Amor também é uma história de cor


Na trajetória longa e cheia de mistérios que é me entender como uma pessoa negra, sempre chego a uns limites confusos sobre o que sinto, porque sinto. Durante muitos anos me entendi como uma “negra subjetiva”, que apesar da história de negritude, luta e resistência da minha família, havia se extinguido na minha pele clara o negror, e como dizem meus documentos: branca. Não cabia me considerar negra uma vez que não sofria racismo, e não era capaz de enxergar o racismo nas propostas de alisamento do cabelo, no elogio que ouvi tantas vezes quando criança: tão lindas as sardas, imagina se fosse ruiva!, na vergonha que eu tinha do meu nariz.
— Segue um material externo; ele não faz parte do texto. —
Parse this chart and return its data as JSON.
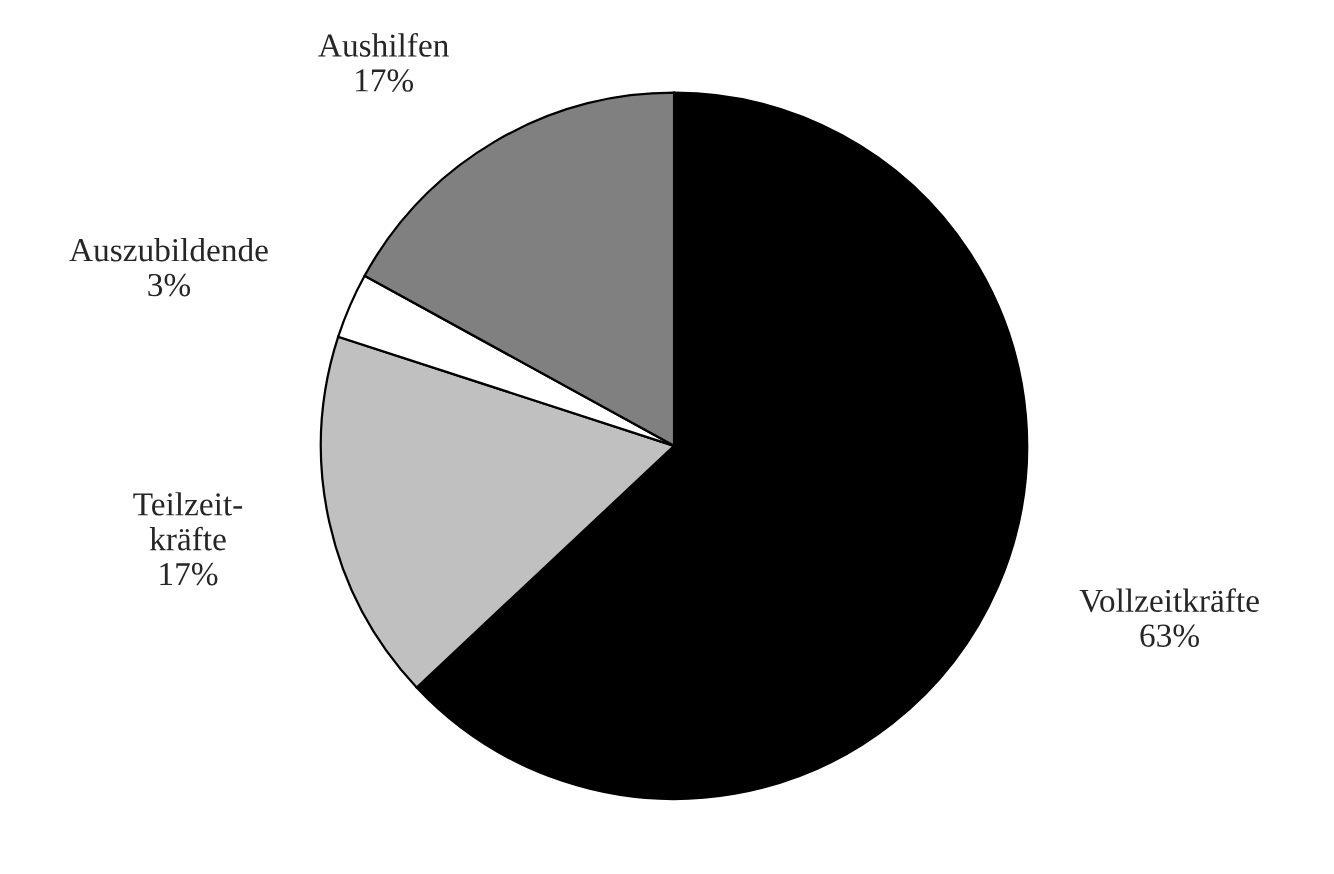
{
  "chart_data": {
    "type": "pie",
    "categories": [
      "Vollzeitkräfte",
      "Teilzeit-\nkräfte",
      "Auszubildende",
      "Aushilfen"
    ],
    "values": [
      63,
      17,
      3,
      17
    ],
    "colors": [
      "#000000",
      "#c0c0c0",
      "#ffffff",
      "#808080"
    ],
    "value_labels": [
      "63%",
      "17%",
      "3%",
      "17%"
    ]
  }
}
Sobretudo, ser gorda e sapatão ocupou quase toda a minha percepção de corpo e existência até entender que isso não era um problema – o mundo é que é problemático – e poder sentir minhas outras subjetividades.

Revisitando Cam, Luara Erremays

Ainda é recente a percepção sobre ter aprendido a ser mulher com mulheres negras, sobre como a história das que vieram antes de mim se repetem no meu corpo, no meu sentir, na minha trajetória. Aprendi a amar com mulheres negras, herdei sem saber umas dores antigas, coloniais, que aprisionam o ventre, os sentires, as asas. Às vezes me perco pensando nessa procura por um lugar que nunca me aquieta, essa saudade sincera de um mistério que não enxergo – não me caibo aqui e nem em lugar nenhum.

Aprendi a amar com minha avó nunca mimada, endurecida para sobreviver, resistente como uma rocha, capaz de suportar as maiores dores do mundo sem derramar uma lágrima. Que cuida anos e décadas de gerações de homens, meninos, e também de nós poucas, que demonstra amor e cuidado na casa limpa, na roupa passada, na comida feita para agradar. E que se contenta com qualquer coisa, ainda que seja nada, embalada pela certeza da vida eterna, do descanso eterno no paraíso.

Aprendi amor com a minha mãezinha que sozinha me criou, sozinha atravessou os anos de caos e fúria que eu fui, que não abaixou a cabeça para precisar de um homem. Minha mãe, uma haste fina, permaneceu em terríveis ventanias com seu corpo frágil, envergando a todo lado sem nunca quebrar. Que me ama com durezas e rigor dos discursos, que me ama com as palavras lapidadas e coração bem aberto pra me compreender.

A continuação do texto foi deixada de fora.